Scott Ritter has the great advantage of having “been there and experienced that” and so can bring the sharp edge of realism to the delicate task of separating fact from fiction. In this book he moves from the inspection mode that made him famous to introspection on the often obscure, usually veiled, and occasionally deliberate deceptions of high policy. The result is an engrossing account of sixty years of attempts, as he puts it, to put the “genie” of nuclear weapons back into some sort of bottle.
In some ways, Mr. Ritter’s account parallels McGeorge Bundy’s study, Danger and Survival: The Political History of the Nuclear Weapon, but Mr. Ritter’s work focuses more on what has been attempted to bring it under control.
Because of my own experience as a member of the “crisis management committee” during the Cuban missile crisis, I found particularly fascinating the parallels and contrasts Mr. Ritter draws between the Kennedy administration’s attempt to find some basis for dealing with the Soviet Union and President Obama’s own venture with the Russians. The contrast is striking. John Kennedy was much more a child of the Cold War than many outsiders prefer to remember, whereas Barack Obama, who had little experience with it, seemed determined to put the Cold War behind him. As Mr. Ritter points out, history will judge that Obama failed.
If we are to bequeath to our children and grandchildren a livable world, we must find a way to succeed where Obama did not. Unfortunately, the current occupant of the White House does not seem up to the task. This is a problem not only for the United States, but humanity as a whole. As I had painfully engraved in my thoughts during the missile crisis, nuclear weapons anywhere are a danger to people everywhere. Yet, as Mr. Ritter makes clear:
The United States is a nation addicted to nuclear weapons and the power and prestige, both real and illusory, that these weapons bring. Breaking this addiction will prove extremely difficult. This is especially true given the lack of having any real nuclear disarmament policy in place since the dawn of the nuclear age. The failure of the United States to formulate or to implement effective nuclear disarmament policy has placed America and the world on very dangerous ground. The longer America and the world continue to possess nuclear weapons, the greater the likelihood of nuclear weapons being used. The only way to prevent such a dire outcome is through the abolition, and not the reduction or control, of all nuclear weapons.

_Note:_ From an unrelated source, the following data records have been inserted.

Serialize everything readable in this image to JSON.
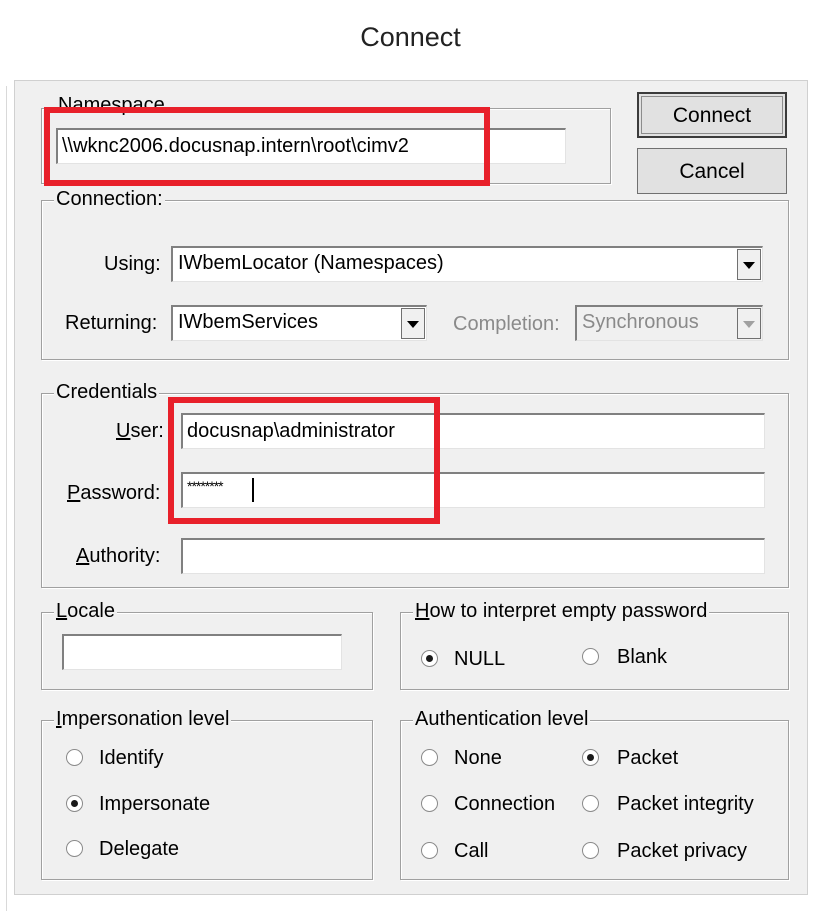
{
  "dialog": {
    "title": "Connect"
  },
  "buttons": {
    "connect": "Connect",
    "cancel": "Cancel"
  },
  "namespace": {
    "legend": "Namespace",
    "value": "\\\\wknc2006.docusnap.intern\\root\\cimv2"
  },
  "connection": {
    "legend": "Connection:",
    "using_label": "Using:",
    "using_value": "IWbemLocator (Namespaces)",
    "returning_label": "Returning:",
    "returning_value": "IWbemServices",
    "completion_label": "Completion:",
    "completion_value": "Synchronous"
  },
  "credentials": {
    "legend": "Credentials",
    "user_label": "User:",
    "user_value": "docusnap\\administrator",
    "password_label": "Password:",
    "password_value": "********",
    "authority_label": "Authority:",
    "authority_value": ""
  },
  "locale": {
    "legend": "Locale",
    "value": ""
  },
  "empty_password": {
    "legend": "How to interpret empty password",
    "options": [
      {
        "label": "NULL",
        "checked": true
      },
      {
        "label": "Blank",
        "checked": false
      }
    ]
  },
  "impersonation": {
    "legend": "Impersonation level",
    "options": [
      {
        "label": "Identify",
        "checked": false
      },
      {
        "label": "Impersonate",
        "checked": true
      },
      {
        "label": "Delegate",
        "checked": false
      }
    ]
  },
  "authentication": {
    "legend": "Authentication level",
    "options": [
      {
        "label": "None",
        "checked": false
      },
      {
        "label": "Packet",
        "checked": true
      },
      {
        "label": "Connection",
        "checked": false
      },
      {
        "label": "Packet integrity",
        "checked": false
      },
      {
        "label": "Call",
        "checked": false
      },
      {
        "label": "Packet privacy",
        "checked": false
      }
    ]
  },
  "annotation_color": "#e8202a"
}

Mr. Ritter brings great personal experience to his task. Literally on the ground, he was charged with finding out the truth of the belief that Saddam Hussein was hiding nuclear weapons. His work was carried on under difficult and even dangerous circumstances and what he found was not what his patrons wanted him to find. With great intellectual courage, he reported what he found. He has carried that mindset into this book: he “tells it like it is,” regardless of whose feet he steps on.
Dealing with the Russians has required more subtle ways than searching, and it sometimes came down to personal contacts, as it did with Paul Nitze’s famous “walk in the woods” with his Russian counterpart. I had a somewhat similar encounter that I should contribute to his account. In 1968, I went to Moscow to lecture at the Soviet Academy of Science and visited the city then known as Leningrad with Evgeni Primakov, who was at the time with the Academy and ultimately became Prime Minister of Russia. We had a different sort of “walk in the woods.” Ours was through the massive graveyard where 900,000 victims of the Nazi onslaught were buried. We were both awed by the memory conjured by the graves, but at the end of our walk, Primakov turned to me and said simply, “We must not ever allow this to happen again.” Those deaths, of course, occurred before the dawn of the nuclear age: if the Germans had had nuclear weapons, no one would have been alive even to bury the dead.
It is, I believe, in this spirit that Mr. Ritter has approached his task: What should we have learned? How can we apply it to the fundamental task of keeping ourselves, our families, and indeed, our world alive?
On no subject, I believe, do we need the lesson of history so desperately as on Mr. Ritter’s topic. This is an extraordinarily important book. It is technical where it needs to be, but it also addresses the broad political, military, and cultural aspects of arms control, Understanding the full dimensions of the danger and what we need to do to overcome it is an absolute necessity. We cannot afford to fail. To paraphrase the great English poet John Donne: if the bell ever tolls, it will toll for all of us. To help us perceive the danger of the sound, we must heed the first tremors of the “bell” before it is too late, Mr. Ritter’s book gives us mental “hearing aids.”
This book must be read and absorbed and become part of our political thought and action.